En su olivar polvoriento con vista al sepulcro

   de su hijo allá abajo, un pescador tempranero

 

secaba las redes de una noche que murió flotando.

   Desde el valle profundo, cien gallos roncos cacareaban

 

la luz hacia arriba y cerca del camino que baja al mar,

   las cigarras cortaban la red de silencio que rodea la casa

 

de padre a hijo, donde la mujer conyugada aún dormía

   soñando con el marido, el pescador ciego de tiempo que,

 

martillo en mano (martillo, sabía, con el que alguna vez su hijo

   levantó el desvencijado palomar), seguía construyendo su barca.

 

Ella lo atizaba con arranques desamarrados de las profundidades,

   golpeando y zarandeando el ancla hundida del sueño.

 

Y con la muerte a sus espaldas el ardoroso pescador expulsó el sudor

   de su frente y ¡oh!, corazón palpitante en madera y sueños,

 

de su mente asimismo negras redes que enredaron piernas blancas.

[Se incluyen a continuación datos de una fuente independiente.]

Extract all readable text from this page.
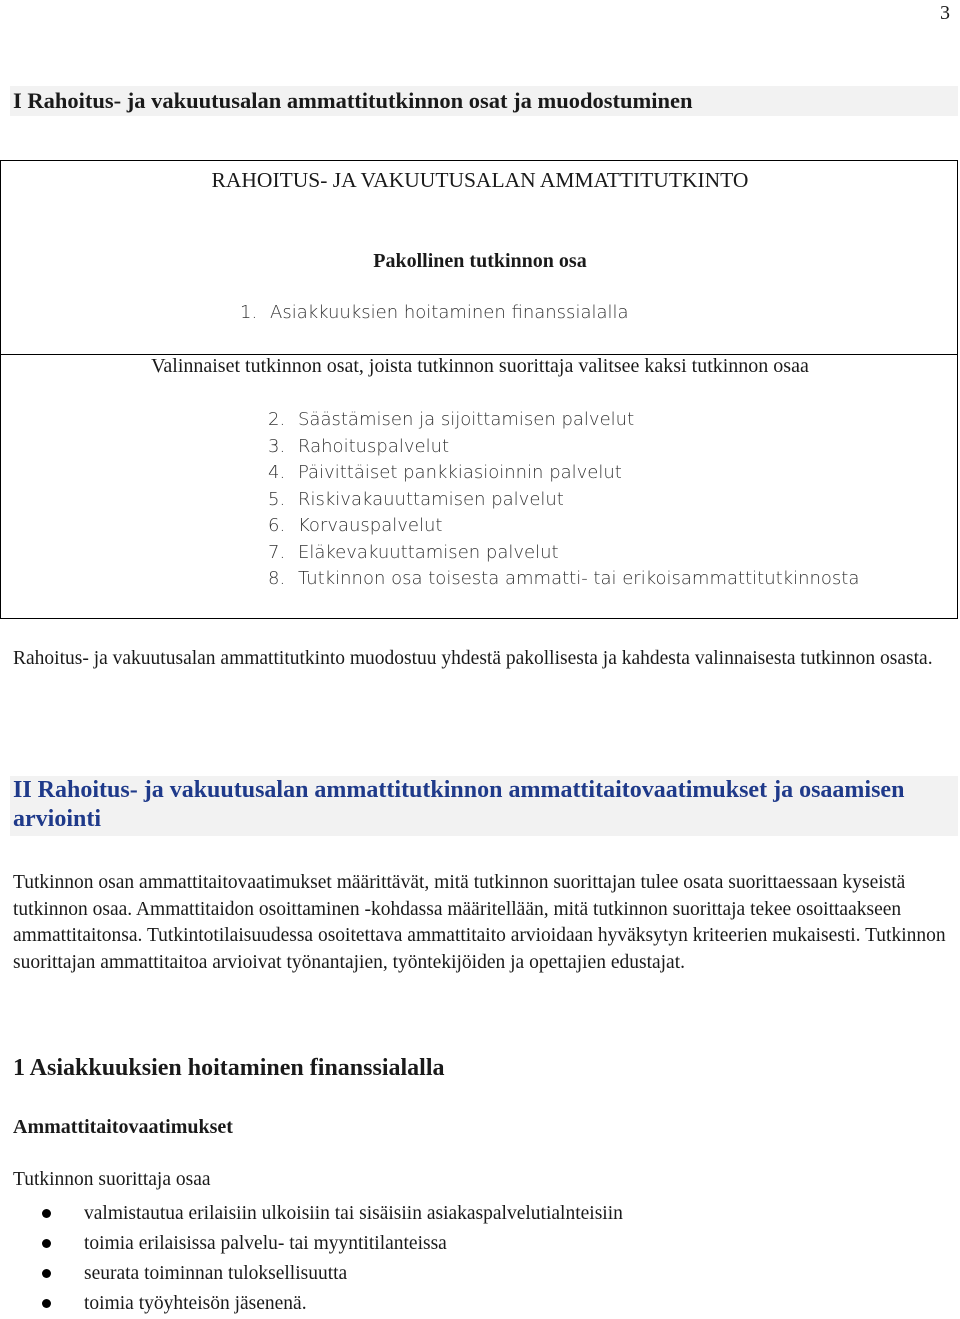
3
I Rahoitus- ja vakuutusalan ammattitutkinnon osat ja muodostuminen
RAHOITUS- JA VAKUUTUSALAN AMMATTITUTKINTO
Pakollinen tutkinnon osa
1. Asiakkuuksien hoitaminen finanssialalla
Valinnaiset tutkinnon osat, joista tutkinnon suorittaja valitsee kaksi tutkinnon osaa
2. Säästämisen ja sijoittamisen palvelut
3. Rahoituspalvelut
4. Päivittäiset pankkiasioinnin palvelut
5. Riskivakauuttamisen palvelut
6. Korvauspalvelut
7. Eläkevakuuttamisen palvelut
8. Tutkinnon osa toisesta ammatti- tai erikoisammattitutkinnosta
Rahoitus- ja vakuutusalan ammattitutkinto muodostuu yhdestä pakollisesta ja kahdesta valinnaisesta tutkinnon osasta.
II Rahoitus- ja vakuutusalan ammattitutkinnon ammattitaitovaatimukset ja osaamisen arviointi
Tutkinnon osan ammattitaitovaatimukset määrittävät, mitä tutkinnon suorittajan tulee osata suorittaessaan kyseistä tutkinnon osaa. Ammattitaidon osoittaminen -kohdassa määritellään, mitä tutkinnon suorittaja tekee osoittaakseen ammattitaitonsa. Tutkintotilaisuudessa osoitettava ammattitaito arvioidaan hyväksytyn kriteerien mukaisesti. Tutkinnon suorittajan ammattitaitoa arvioivat työnantajien, työntekijöiden ja opettajien edustajat.
1 Asiakkuuksien hoitaminen finanssialalla
Ammattitaitovaatimukset
Tutkinnon suorittaja osaa
valmistautua erilaisiin ulkoisiin tai sisäisiin asiakaspalvelutialnteisiin
toimia erilaisissa palvelu- tai myyntitilanteissa
seurata toiminnan tuloksellisuutta
toimia työyhteisön jäsenenä.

   Con un clavo tras otro atravesó pasillos, cuadernas, lágrimas y tiempo,

 

lágrimas que licuaban ese tiempo hacia el mar de su hijo

   allá abajo, un mar ascendente, en el que su isla, perseguida

 

por gaviotas revoltosas, navegaba con montañas quebradas

   como un barco enmohecido surcando siglos ondulantes,

 

en aguas que veían en las nubes cielo en tierra.

   Ella veía en su rostro sin cesar los estremecimientos

 

del seno de la Tierra, sus ojos penetrándola hasta lo más

   recóndito, agujereando a golpes el casco de su frágil

 

alma, como ahora; y él se volvió hacia ella, soltó

   el martillo, en voz baja dijo adiós al palomar y siguió

 

trabajando, contempló los dientes de su sierra (reluciente) y,

   vio también, al sonreírle al filo de la sierra,

 

sus propios dientes y, en el acero azul de sus ojos, el mar –

   en su reflejo el sol desnudó su indigencia.

 

Y como aceite verde, las sombras de olivos esculpidos

   atravesaron el sueño de ella, volviendo a los troncos

 

seductoramente retorcidos, para brotar luego del otro lado

   en forma de un saltar patilargo de sepias o serpientes.

 

Insistentes ramalazos de la sierra musical penetraron

   en su respiración dócil, la orilla ocre de sus carnes. Y

 

el sudor fogoso del pescador fluyó sin parar desde su barca

   hacia el mar, fluyó hacia su cara, haciéndola de plata.

 

Sometido a los martillazos de una barca repleta de sangre, que con

   músculos de remero trajinaba contra la corriente en la garganta:

 

el corazón; librado a la voluntad del tiempo, que despertaría

   por propio impulso en plena misericordia sólo cuando

 

también la mala voluntad de un espacio estrangulador, que

   contuviera dentro de sí aquello que no entendía de misericordia:

 

el cuerpo, y las exasperadas uñas, torcidas como cuernos, luchando

   a vida o muerte en pos de áridas cumbres, refugio de la cabra

 

montés, el arca mítica en las nieves eternas, el punzón incidente

   del sol, cielo resplandeciente, rompió el magma de la Tierra.

 

El mar se estremeció, hinchándose; baupreses, botavaras, cangrejos

   y mástiles amarillos se golpeteaban unos contra otros,

 

confundiéndose en una negra red de cables, estayes, escotas, trizas y

   cabos, dando bandazos contra un cielo naranja sucio.

 

Del empinado lomo del mar azul tinta se escabulló un cardumen

   de peces plateados pareados con forma de sable

 

y sin cabeza, que vibraba en un temblor incesante.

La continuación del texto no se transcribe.